The problem steadily becomes bigger: Ehec (Ger., Eng.) is a subtype of the E.coli (Ger., Eng.) bacterium. An infection with this can lead to very different courses of the disease, but it may lead to huS (Ger., Eng.). This may kill humans and actually it does so: 17 people already died and there will be more; I am not sure how many people are infected, the number is around 2000 (according to this article). Actually Ehec has a small grin only for our antibiotics – they are useless.
The bacterium lives in animals like cows, in their bowels. When the first cases were known, samples were taken from food the infected had and very fast raw vegetables like tomatoes, salad, gherkins were identified as carriers. Because some of the first probes carried E.coli and came from Spain, it was accepted that Spanish imported vegetable would be the source of the infection. This is meanwhile proofed wrong: The Spanish products can not be the carriers of the infection, they never carried Ehec. Besides: There should be thousands of dead Spaniards littering the streets if Spanish tomatoes and salad were poisonous. I read somewhere that only two people in Spain are infected with Ehec, and they seemingly came back from a travel to – Germany.
The source of the infection is still not found and the numbers rise. A leading physician compared it to the Ruhr-epidemy (Ger., Eng.) around the end of WWII. Meanwhile the genome of the bacterium is deciphered: It is a brand new combination of formerly known components. Maybe that will help to find a working antibiotic combination, hopefully pretty fast.
What I find very disturbing is that the numbers of infections did not go down a bit, they even went up at a more rapid pace than last week. Anybody here knows by now that biting in an unwashed salad may have some unhappy consequences: In fact farmers in the most affected Bundesländer in the North of Germany had to destroy their crop, first farms face bankruptcy – nobody buys their products.
It is a regional problem still: Hamburg, Niedersachsen, Brandenburg and Berlin are the places with the most infections. Hessen, Rheinland-Pfalz, Baden-Wuerttemberg and Bayern are seemingly not affected. At least I heared about only two cases in Northern Bavaria, in the city of Bayreuth – nothing else.

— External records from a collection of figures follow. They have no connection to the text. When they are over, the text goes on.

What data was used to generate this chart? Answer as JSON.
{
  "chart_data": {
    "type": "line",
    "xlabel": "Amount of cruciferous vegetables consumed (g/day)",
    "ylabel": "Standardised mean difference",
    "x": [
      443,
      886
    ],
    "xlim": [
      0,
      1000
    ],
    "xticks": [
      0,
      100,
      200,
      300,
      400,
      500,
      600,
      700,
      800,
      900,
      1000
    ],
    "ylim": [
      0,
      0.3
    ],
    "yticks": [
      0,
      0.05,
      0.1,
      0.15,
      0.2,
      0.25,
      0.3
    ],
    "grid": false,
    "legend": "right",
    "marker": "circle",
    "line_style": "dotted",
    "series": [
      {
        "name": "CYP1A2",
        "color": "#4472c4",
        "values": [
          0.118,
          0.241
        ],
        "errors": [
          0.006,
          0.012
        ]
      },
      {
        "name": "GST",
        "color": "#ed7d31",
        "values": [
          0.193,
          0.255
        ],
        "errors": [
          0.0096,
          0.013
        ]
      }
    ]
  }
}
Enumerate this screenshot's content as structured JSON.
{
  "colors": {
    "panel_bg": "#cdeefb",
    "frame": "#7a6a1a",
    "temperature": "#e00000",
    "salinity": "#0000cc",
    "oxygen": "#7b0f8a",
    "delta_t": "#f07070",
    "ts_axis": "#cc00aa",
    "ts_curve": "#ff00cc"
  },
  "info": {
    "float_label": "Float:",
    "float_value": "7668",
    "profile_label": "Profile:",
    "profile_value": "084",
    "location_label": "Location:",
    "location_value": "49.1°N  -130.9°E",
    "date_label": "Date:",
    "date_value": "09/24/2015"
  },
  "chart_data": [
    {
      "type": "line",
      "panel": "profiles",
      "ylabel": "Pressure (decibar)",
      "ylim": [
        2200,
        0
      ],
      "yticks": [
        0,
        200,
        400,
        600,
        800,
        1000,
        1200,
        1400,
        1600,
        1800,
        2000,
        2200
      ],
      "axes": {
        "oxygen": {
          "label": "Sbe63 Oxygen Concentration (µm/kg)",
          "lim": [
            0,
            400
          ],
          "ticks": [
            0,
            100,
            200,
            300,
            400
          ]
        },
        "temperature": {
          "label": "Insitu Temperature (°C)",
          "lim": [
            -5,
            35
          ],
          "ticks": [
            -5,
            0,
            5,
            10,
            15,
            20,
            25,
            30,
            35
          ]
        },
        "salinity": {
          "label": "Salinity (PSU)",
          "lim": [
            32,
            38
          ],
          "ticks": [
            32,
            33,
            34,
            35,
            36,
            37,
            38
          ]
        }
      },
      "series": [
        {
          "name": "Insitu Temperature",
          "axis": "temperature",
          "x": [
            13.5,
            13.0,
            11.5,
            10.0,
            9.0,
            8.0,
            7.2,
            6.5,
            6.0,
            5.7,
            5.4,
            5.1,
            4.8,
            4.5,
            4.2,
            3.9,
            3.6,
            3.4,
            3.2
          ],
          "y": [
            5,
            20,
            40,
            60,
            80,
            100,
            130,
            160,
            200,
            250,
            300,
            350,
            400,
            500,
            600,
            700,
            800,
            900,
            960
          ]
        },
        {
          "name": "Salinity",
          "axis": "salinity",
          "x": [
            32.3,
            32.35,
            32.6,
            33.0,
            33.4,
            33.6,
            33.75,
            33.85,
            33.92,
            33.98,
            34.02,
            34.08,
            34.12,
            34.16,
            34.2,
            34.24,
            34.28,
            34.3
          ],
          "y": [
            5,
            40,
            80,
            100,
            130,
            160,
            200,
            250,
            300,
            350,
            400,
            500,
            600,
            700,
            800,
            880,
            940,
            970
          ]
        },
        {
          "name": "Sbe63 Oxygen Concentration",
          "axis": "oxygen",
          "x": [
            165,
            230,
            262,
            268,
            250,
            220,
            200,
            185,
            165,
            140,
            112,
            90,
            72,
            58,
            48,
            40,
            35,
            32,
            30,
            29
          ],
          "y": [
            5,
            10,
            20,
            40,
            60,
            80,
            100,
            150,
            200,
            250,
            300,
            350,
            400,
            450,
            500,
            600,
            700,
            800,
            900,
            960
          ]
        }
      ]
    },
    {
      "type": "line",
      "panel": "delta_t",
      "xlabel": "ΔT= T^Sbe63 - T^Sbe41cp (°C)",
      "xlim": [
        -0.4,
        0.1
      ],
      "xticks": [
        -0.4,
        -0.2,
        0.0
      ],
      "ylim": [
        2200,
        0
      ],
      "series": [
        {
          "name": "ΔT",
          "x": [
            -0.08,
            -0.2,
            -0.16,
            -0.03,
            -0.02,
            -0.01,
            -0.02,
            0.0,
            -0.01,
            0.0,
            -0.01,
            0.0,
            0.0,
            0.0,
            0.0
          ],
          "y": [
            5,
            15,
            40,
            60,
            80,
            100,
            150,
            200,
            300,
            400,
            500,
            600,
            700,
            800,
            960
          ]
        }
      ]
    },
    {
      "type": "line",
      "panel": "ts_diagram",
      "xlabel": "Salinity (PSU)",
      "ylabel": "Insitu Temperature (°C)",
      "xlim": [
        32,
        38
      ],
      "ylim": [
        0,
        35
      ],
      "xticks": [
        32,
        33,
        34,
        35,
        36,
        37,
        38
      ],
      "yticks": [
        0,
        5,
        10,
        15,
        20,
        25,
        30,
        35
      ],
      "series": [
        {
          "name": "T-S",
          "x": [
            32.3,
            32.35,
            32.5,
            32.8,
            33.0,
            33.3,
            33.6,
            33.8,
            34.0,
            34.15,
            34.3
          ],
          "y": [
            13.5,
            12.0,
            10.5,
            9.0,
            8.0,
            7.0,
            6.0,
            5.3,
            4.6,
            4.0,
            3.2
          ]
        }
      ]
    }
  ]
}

As we know now two bacteria swapped their dna and made a new bacterium we call Ehec. This act of generation most possible took place in some cow’s bowels. Cattle excretion today in Germany are nearly totally handled in the form of liquid manure (Gülle) and brought out on fields.

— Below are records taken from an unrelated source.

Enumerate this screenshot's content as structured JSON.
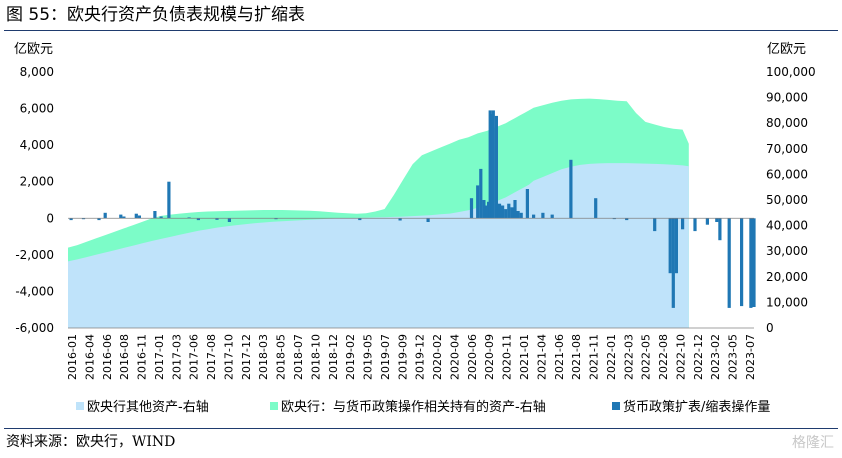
{
  "header": {
    "title": "图 55：欧央行资产负债表规模与扩缩表"
  },
  "footer": {
    "source": "资料来源：欧央行，WIND",
    "watermark": "格隆汇"
  },
  "chart_data": {
    "type": "bar",
    "title": "",
    "left_axis": {
      "unit": "亿欧元",
      "ylim": [
        -6000,
        8000
      ],
      "ticks": [
        "8,000",
        "6,000",
        "4,000",
        "2,000",
        "0",
        "-2,000",
        "-4,000",
        "-6,000"
      ]
    },
    "right_axis": {
      "unit": "亿欧元",
      "ylim": [
        0,
        100000
      ],
      "ticks": [
        "100,000",
        "90,000",
        "80,000",
        "70,000",
        "60,000",
        "50,000",
        "40,000",
        "30,000",
        "20,000",
        "10,000",
        "0"
      ]
    },
    "x_tick_labels": [
      "2016-01",
      "2016-04",
      "2016-06",
      "2016-08",
      "2016-11",
      "2017-01",
      "2017-03",
      "2017-06",
      "2017-08",
      "2017-10",
      "2017-12",
      "2018-03",
      "2018-05",
      "2018-07",
      "2018-10",
      "2018-12",
      "2019-02",
      "2019-05",
      "2019-07",
      "2019-09",
      "2019-12",
      "2020-02",
      "2020-04",
      "2020-06",
      "2020-09",
      "2020-11",
      "2021-01",
      "2021-04",
      "2021-06",
      "2021-08",
      "2021-11",
      "2022-01",
      "2022-03",
      "2022-05",
      "2022-08",
      "2022-10",
      "2022-12",
      "2023-02",
      "2023-05",
      "2023-07"
    ],
    "legend_position": "bottom",
    "series": [
      {
        "name": "欧央行其他资产-右轴",
        "type": "area",
        "axis": "right",
        "color": "#bfe3fa",
        "x": [
          0,
          6,
          12,
          18,
          24,
          30,
          36,
          42,
          48,
          54,
          60,
          66,
          72,
          78,
          84,
          90,
          96,
          102,
          108,
          114,
          120,
          126,
          132,
          138,
          144,
          150,
          156,
          162,
          168,
          174,
          180,
          186,
          192,
          198,
          204,
          210,
          216,
          222,
          228,
          234,
          240,
          246,
          252,
          258,
          264,
          270,
          276,
          282,
          285,
          288,
          291,
          294,
          297,
          300,
          306,
          312,
          318,
          324,
          330,
          336,
          342,
          348,
          354,
          360,
          366,
          372,
          378,
          384,
          390,
          396,
          400
        ],
        "values": [
          26000,
          26800,
          27700,
          28600,
          29500,
          30400,
          31300,
          32200,
          33100,
          34000,
          34800,
          35600,
          36400,
          37200,
          38000,
          38600,
          39200,
          39700,
          40100,
          40500,
          40900,
          41200,
          41500,
          41700,
          41900,
          42100,
          42300,
          42500,
          42700,
          42800,
          42900,
          43000,
          43100,
          43200,
          43300,
          43400,
          43500,
          43700,
          43900,
          44100,
          44400,
          44700,
          45300,
          46000,
          47000,
          48000,
          49500,
          51000,
          52000,
          53000,
          54000,
          55000,
          56000,
          57500,
          59000,
          60500,
          62000,
          63000,
          63700,
          64100,
          64300,
          64400,
          64400,
          64400,
          64300,
          64200,
          64100,
          64000,
          63800,
          63500,
          63200
        ]
      },
      {
        "name": "欧央行：与货币政策操作相关持有的资产-右轴",
        "type": "area",
        "axis": "right",
        "color": "#7cfcc8",
        "x": [
          0,
          6,
          12,
          18,
          24,
          30,
          36,
          42,
          48,
          54,
          60,
          66,
          72,
          78,
          84,
          90,
          96,
          102,
          108,
          114,
          120,
          126,
          132,
          138,
          144,
          150,
          156,
          162,
          168,
          174,
          180,
          186,
          192,
          198,
          204,
          210,
          216,
          222,
          228,
          234,
          240,
          246,
          252,
          258,
          264,
          270,
          276,
          282,
          285,
          288,
          291,
          294,
          297,
          300,
          306,
          312,
          318,
          324,
          330,
          336,
          342,
          348,
          354,
          360,
          366,
          372,
          378,
          384,
          390,
          396,
          400
        ],
        "values": [
          31400,
          32400,
          33700,
          35000,
          36300,
          37600,
          38900,
          40200,
          41500,
          42800,
          43800,
          44300,
          44700,
          45000,
          45300,
          45500,
          45600,
          45700,
          45800,
          45900,
          46000,
          46100,
          46100,
          46100,
          46000,
          45900,
          45800,
          45600,
          45300,
          45000,
          44800,
          44600,
          44800,
          45500,
          46500,
          52000,
          58000,
          64000,
          67500,
          69000,
          70500,
          72000,
          73500,
          74500,
          76000,
          77000,
          78500,
          80000,
          81000,
          82000,
          83000,
          84000,
          85000,
          86000,
          87000,
          88000,
          88800,
          89300,
          89500,
          89600,
          89400,
          89100,
          88800,
          88600,
          84000,
          80500,
          79500,
          78500,
          77800,
          77500,
          72000
        ]
      },
      {
        "name": "货币政策扩表/缩表操作量",
        "type": "bar",
        "axis": "left",
        "color": "#1f77b4",
        "x": [
          2,
          10,
          20,
          24,
          34,
          36,
          44,
          46,
          56,
          60,
          65,
          78,
          84,
          96,
          104,
          134,
          188,
          214,
          232,
          260,
          264,
          266,
          268,
          270,
          271,
          272,
          273,
          274,
          276,
          278,
          280,
          282,
          284,
          286,
          288,
          290,
          292,
          296,
          300,
          306,
          312,
          324,
          340,
          352,
          360,
          378,
          388,
          390,
          392,
          396,
          404,
          412,
          418,
          420,
          426,
          434,
          440,
          442
        ],
        "values": [
          -100,
          -50,
          -100,
          300,
          200,
          100,
          250,
          150,
          400,
          100,
          2000,
          50,
          -100,
          -80,
          -200,
          -50,
          -100,
          -120,
          -200,
          1100,
          1800,
          2700,
          1000,
          700,
          900,
          5900,
          5700,
          5900,
          5600,
          800,
          700,
          500,
          800,
          600,
          1000,
          400,
          300,
          1600,
          200,
          300,
          200,
          3200,
          1100,
          -40,
          -100,
          -700,
          -3000,
          -4900,
          -3000,
          -600,
          -700,
          -350,
          -200,
          -1200,
          -4900,
          -4800,
          -4900,
          -4850
        ]
      }
    ]
  }
}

Big, industrialized livestock holding (cows and pigs) is done in the North of Germany. There we have also very large (and flat, Ger., Eng.) areas for producing different fruit: For humans and for animals.
I remember that some weeks ago a major smash-up took place on an Autobahn in Mecklenburg-Vorpommern, nearly 100 cars slammed into each other, people died. It was caused by a sandstorm: A fast developing, all clouding dark wall of dust that made it impossible to see for ten meters, forget to drive on an Autobahn, blamm. It was not the first such event, some weeks ago I heard about a dust storm over the Ostsee (Ger., Eng.), what I found to be pretty remarkable. They seemingly have an erosion problem there. It’s a dry year so far.
Is it possible that Ehec simply sits in the soil? In dust? Ehec is never really in a vegetable – it could not live there, it is on the surface of vegetables. Or things.
It would be worth a look: Where and when was liquid manure brought out on fields; where and when did dust storms occur; in which direction was how many earth transported? How long can Ehec survive outside a cow?
I stand corrected in regard of the actual numbers: In this German article you find a map showing the actual “EHEC-Fälle in Deutschland”, just scroll down a bit. Bavaria has 62 confirmed cases, 19 of them huS, no deaths.